Now, if I could work on my follow through with my littlest guy, the charmer, who tries to smile and laugh his way out of everything.... or my middle child who throws on the water works when things don't go his way.
Parenting is hard work!
Tuesday, January 11, 2011
Boundaries
However, the exception is in the car. James and I will take turns reading to each other, especially on long road trips. James has been reading a lot over the last few months. Most of it, required reading that came with the internship. I have read parts of those books with him.
Most recently the book, Boundaries. Now, I won't pretend that I didn't see/read things that challenged me personally. Goodness knows, I stink at boundaries in many areas. For example, I bake/eat when I'm stressed, worried, depressed, .... bored. ALL terrible reasons to eat. I should set boundaries for myself but I fail more often than a boundary prevails.
I should have set a boundary for how much coffee I could have and how late I could drink it today. If I had, I might not be sitting here, wide awake, unable to sleep. I went to bed, but laying there wide awake, proved frustrating.
So, I was reading aloud to James this week, and in one of the chapters, an example of a situation is given when a wife is exhausted, worn out, and feeling like the family is not a priority. Her husband is gone at work often, and often working late. She decides she can finally talk with him about this and he breaks down, cries, and gives a sob story about how he just has a hard time saying no, and how he doesn't like to disappoint people.
The wife's response? "I found someone you can say 'no' to. Your wife and kids".
As I read this passage, I sat in my seat, wondering if it would "click" with James. We've had similar conversations in our very own home. I've heard all about how ministry is not a 9 to 5 job.
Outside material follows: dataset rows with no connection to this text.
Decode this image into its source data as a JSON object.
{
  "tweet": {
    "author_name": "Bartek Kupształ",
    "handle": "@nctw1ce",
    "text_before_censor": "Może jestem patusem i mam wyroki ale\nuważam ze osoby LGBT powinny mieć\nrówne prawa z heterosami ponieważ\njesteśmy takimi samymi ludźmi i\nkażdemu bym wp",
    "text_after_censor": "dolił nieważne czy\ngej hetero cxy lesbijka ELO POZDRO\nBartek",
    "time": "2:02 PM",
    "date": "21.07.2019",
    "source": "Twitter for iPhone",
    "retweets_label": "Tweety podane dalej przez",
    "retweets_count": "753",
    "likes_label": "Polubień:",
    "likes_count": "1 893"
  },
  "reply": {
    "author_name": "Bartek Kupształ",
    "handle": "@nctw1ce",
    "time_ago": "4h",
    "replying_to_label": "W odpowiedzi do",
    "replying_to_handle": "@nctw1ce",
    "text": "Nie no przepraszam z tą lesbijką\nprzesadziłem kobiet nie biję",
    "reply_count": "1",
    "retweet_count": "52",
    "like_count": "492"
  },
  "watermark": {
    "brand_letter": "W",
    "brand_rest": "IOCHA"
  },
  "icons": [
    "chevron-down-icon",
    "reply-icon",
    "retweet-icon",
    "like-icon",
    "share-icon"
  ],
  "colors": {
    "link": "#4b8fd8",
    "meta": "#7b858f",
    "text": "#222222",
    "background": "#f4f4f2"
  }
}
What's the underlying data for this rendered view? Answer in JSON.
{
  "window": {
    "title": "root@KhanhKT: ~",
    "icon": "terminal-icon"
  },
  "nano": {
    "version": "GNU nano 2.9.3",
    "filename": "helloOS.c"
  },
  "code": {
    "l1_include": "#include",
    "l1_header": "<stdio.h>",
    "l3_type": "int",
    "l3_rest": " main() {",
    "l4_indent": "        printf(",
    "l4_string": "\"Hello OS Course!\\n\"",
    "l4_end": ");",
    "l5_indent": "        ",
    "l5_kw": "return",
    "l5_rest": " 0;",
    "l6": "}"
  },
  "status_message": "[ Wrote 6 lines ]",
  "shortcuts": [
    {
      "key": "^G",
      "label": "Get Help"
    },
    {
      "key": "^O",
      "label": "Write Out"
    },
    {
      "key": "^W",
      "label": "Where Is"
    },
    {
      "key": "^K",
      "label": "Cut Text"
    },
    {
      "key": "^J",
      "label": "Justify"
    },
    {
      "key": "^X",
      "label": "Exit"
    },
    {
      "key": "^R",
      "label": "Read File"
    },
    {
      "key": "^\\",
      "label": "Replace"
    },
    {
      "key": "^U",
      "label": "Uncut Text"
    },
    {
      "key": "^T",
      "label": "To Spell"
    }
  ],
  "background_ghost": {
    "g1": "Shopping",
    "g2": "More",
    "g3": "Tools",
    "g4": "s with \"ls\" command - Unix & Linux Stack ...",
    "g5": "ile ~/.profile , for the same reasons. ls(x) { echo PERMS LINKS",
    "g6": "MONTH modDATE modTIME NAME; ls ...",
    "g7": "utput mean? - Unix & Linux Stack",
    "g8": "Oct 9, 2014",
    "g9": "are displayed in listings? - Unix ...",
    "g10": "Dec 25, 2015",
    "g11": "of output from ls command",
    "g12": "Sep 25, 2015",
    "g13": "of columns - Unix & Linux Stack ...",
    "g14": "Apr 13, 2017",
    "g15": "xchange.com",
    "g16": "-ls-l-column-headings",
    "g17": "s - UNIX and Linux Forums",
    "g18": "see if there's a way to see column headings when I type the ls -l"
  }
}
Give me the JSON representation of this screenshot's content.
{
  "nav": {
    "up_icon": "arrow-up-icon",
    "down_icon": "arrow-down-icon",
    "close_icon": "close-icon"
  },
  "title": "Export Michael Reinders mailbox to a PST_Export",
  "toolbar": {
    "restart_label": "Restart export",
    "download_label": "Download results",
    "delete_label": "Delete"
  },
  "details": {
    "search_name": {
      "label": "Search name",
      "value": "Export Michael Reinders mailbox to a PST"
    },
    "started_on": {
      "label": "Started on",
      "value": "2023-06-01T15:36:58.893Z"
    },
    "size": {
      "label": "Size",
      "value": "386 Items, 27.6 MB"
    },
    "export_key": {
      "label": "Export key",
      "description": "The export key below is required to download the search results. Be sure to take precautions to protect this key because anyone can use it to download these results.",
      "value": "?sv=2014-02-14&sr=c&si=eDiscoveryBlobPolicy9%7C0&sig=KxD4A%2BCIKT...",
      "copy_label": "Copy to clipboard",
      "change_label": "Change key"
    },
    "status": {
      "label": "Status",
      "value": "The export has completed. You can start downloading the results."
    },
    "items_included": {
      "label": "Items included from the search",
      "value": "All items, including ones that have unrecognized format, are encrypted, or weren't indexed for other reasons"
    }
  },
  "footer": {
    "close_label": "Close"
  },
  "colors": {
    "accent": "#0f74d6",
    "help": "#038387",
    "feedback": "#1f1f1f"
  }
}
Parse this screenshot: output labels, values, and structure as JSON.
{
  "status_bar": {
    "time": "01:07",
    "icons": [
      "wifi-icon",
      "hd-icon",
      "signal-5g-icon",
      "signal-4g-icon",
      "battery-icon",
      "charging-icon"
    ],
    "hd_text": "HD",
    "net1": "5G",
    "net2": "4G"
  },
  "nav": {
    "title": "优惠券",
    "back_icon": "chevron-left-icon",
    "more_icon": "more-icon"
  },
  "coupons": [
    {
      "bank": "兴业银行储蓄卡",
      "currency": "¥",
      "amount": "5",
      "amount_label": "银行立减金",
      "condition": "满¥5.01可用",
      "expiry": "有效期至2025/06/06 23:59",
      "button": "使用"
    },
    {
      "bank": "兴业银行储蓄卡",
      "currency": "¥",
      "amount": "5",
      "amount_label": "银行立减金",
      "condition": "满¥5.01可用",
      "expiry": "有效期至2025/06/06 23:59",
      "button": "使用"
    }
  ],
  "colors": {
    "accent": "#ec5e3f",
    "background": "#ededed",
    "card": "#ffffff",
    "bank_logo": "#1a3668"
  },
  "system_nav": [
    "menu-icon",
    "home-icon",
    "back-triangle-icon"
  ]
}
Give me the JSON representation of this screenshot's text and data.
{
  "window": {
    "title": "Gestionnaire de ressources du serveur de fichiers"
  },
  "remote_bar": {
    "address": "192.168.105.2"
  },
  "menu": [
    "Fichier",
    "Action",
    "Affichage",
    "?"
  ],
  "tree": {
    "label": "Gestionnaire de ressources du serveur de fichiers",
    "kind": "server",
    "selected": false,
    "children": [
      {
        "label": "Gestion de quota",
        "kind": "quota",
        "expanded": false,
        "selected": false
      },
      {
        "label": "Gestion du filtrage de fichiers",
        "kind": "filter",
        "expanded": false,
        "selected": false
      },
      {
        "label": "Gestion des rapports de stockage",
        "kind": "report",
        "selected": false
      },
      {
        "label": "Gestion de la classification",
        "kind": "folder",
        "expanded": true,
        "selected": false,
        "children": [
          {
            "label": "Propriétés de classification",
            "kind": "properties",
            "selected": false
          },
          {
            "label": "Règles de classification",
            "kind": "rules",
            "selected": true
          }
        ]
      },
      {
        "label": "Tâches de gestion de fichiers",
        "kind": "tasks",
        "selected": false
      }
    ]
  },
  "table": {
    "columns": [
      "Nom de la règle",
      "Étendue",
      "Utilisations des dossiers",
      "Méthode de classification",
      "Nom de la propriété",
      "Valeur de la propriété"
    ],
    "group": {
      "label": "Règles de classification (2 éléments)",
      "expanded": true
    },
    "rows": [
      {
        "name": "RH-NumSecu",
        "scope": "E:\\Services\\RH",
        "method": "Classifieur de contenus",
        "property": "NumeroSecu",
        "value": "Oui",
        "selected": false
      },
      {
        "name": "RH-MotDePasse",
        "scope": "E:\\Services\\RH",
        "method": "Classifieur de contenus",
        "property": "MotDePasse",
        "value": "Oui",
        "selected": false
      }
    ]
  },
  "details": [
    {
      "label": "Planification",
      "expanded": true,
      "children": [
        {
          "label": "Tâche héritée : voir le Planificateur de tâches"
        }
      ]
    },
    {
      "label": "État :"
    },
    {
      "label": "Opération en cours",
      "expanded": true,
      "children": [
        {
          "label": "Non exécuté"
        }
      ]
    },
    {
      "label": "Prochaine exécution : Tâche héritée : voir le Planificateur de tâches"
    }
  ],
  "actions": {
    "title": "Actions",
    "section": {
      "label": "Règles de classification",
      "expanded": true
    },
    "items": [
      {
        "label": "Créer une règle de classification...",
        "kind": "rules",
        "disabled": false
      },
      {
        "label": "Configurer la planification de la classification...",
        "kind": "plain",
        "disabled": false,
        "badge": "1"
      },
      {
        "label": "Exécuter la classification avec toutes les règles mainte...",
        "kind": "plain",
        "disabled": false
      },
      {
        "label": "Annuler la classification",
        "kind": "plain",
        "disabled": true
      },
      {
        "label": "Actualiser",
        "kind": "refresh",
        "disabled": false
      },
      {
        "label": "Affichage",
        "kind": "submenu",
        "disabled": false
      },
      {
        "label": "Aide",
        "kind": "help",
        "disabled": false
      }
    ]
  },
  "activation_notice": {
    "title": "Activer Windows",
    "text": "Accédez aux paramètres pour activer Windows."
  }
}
I've heard how there are "seasons" of busyness. In the end, I don't think my issue is with seasons of busyness, but the lack of empathy and the inability to readjust the priorities.
In the end, the boss or co-workers, they have the advantage of my husband not wanting to disappoint them or make them mad, or let them down. When do I get to be on the receiving end of that?
Our schedule last week was fun, but crazy. Thankfully we did some things for James' job that enabled me to bring the kids along. However, they started back at school and James at work and Wed, Thur, Fri, Sat night all had activities, and Sunday was church and then required prayer in the evening. Then we hit this week, Monday we snuck in a family game of Sorry! before James finished his report for the rest of the evening, but that led into today which was small group, and tomorrow which is leaders meeting, and Thursday which is service. Of course, that's in addition to being in the office every day for the full day. Friday is an off evening (for now) but he scheduled an event for Saturday. Our "Sabbath". The ONE day we don't have any prior commitments or requirements. It matters little to me that it's an evening activity when the kids will be in bed. It's just one more night, alone, for me.
Ugh.
Boundaries. The Sabbath is a principal worth practicing since we're commanded to keep the Sabbath in the Bible. It's not just about Spiritual health, either. I believe, it's a discipline that will safeguard our physical health and family health.
This wasn't meant to just badmouth my husband, that wasn't my intent. There are plenty of things that he's GREAT at! Nor was it meant to whine and complain. I was just mulling over the topic of boundaries and my coffee induced insomnia led me here.